Big job ahead: Halifax tackling homelessness as central camp site grows
After heavy criticism earlier this summer, Halifax City Hall is stepping up to help deal with its growing homelessness problem, but even the woman currently spearheading the effort admits it's a major task.
Known as the People's Park, an empty residential lot in central Halifax has quite literally become home to scores of people with nowhere else to go.
"This encampment at the corner of Dublin and Chebucto is absolutely the result of the city's violent evictions on the 18th (of August) at the library," said Rachell Sauve, site coordinator for the advocacy group PADS, which stands for Permanent, Accessible, Dignified and Safer.
Along with supplies, the group has arranged for a portable toilet and washing station on the site.

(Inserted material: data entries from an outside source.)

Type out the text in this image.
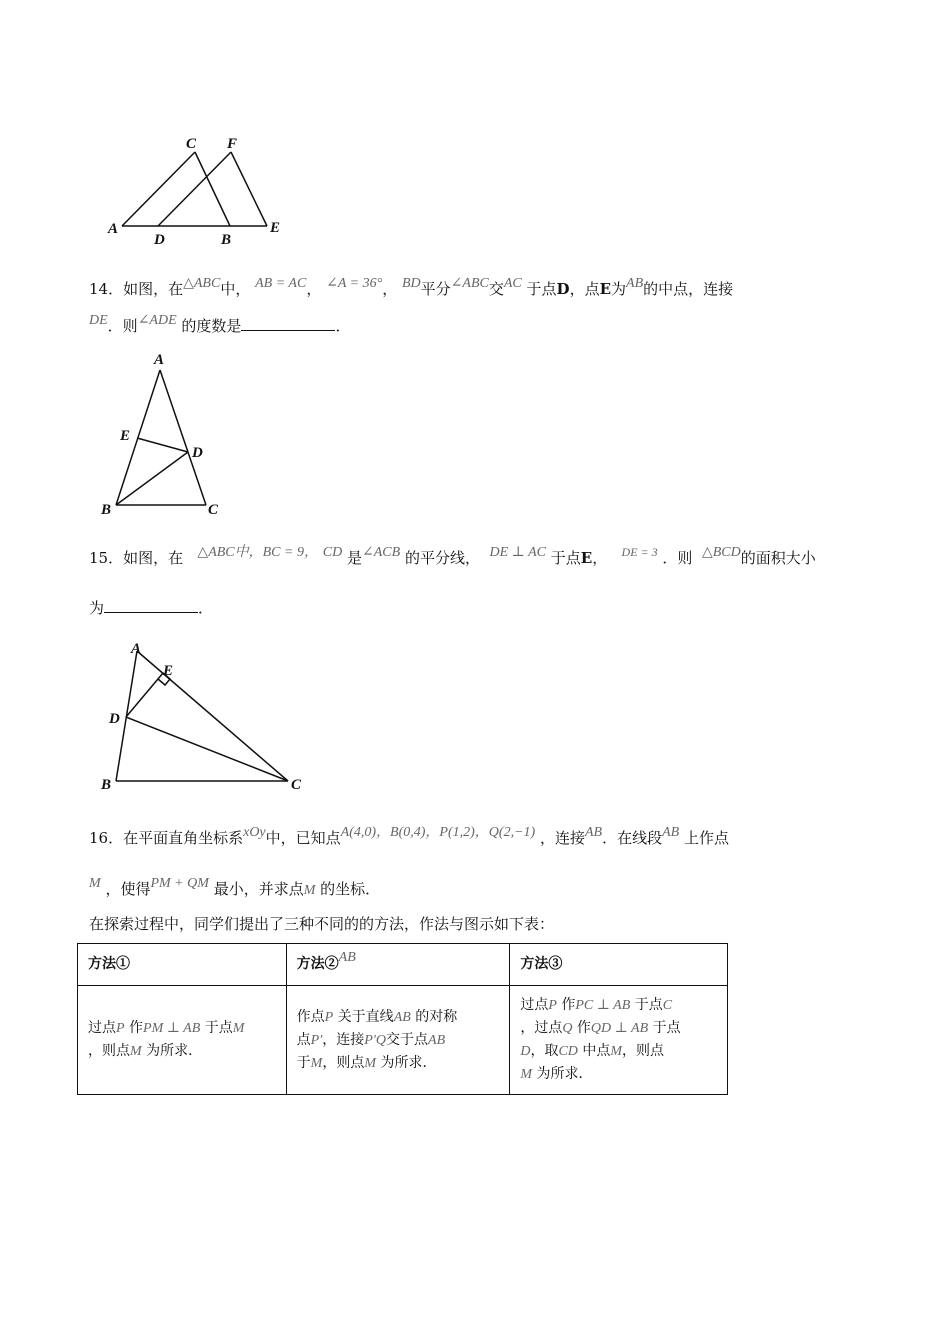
C F
A
D	B
E
14．如图，在△ABC中， AB = AC， ∠A = 36°， BD平分∠ABC交AC 于点D，点E为AB的中点，连接
DE．则∠ADE 的度数是	．
A
E
D
B	C
15．如图，在 △ABC中，BC = 9， CD 是∠ACB 的平分线， DE ⊥ AC 于点E， $^{DE = 3}$ ．则 △BCD的面积大小
为	．
A
E
D
B	C
16．在平面直角坐标系xOy中，已知点A(4,0)，B(0,4)，P(1,2)，Q(2,−1) ，连接AB．在线段AB 上作点
M ，使得PM + QM 最小，并求点M 的坐标．
在探索过程中，同学们提出了三种不同的的方法，作法与图示如下表：
方法①	方法②AB	方法③
过点P 作PM ⊥ AB 于点M
，则点M 为所求．	作点P 关于直线AB 的对称
点P′，连接P′Q交于点AB
于M，则点M 为所求．	过点P 作PC ⊥ AB 于点C
，过点Q 作QD ⊥ AB 于点
D，取CD 中点M，则点
M 为所求．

Indeed, the forcible removal of homeless camps around HRM sent shockwaves across the country on August 18.
After heavy criticism, HRM has earmarked half a million dollars to fund emergency accommodations and appointed a top staffer to tackle the problem.
The three-month position, tasked with leading the emergency response for the municipality went to Erica Fleck, HRM Assistant Chief of Emergency Management
Fleck visited the site last weekend and arranged emergency accommodations for some at The Gerald B. Gray Memorial Arena in Dartmouth - a band-aid solution, she admits.
"Everybody may not like being put into an arena, into a large, open space, but we're very limited in what we have," Fleck told CTV News.
"And again, working with the province on medium and long-term solutions, we are doing absolutely everything we can right now to come with options and solutions for all of our people that are at risk."
Staffed by volunteer advocates, there is no shortage of people offering help and donations.
Steven Taylor dropped off several cases of canned drinks on Wednesday.
"I walk by this crew with the dogs and I know they're out here, and I just thought, 'Hell, I'm going to pick them up some pop'," he said.
Even with shorter days melding together, residents are well aware more lasting solutions have to be found.
"We are looking for the affordable housing that a lot of us deserve," said John Griffin, who lives at the site.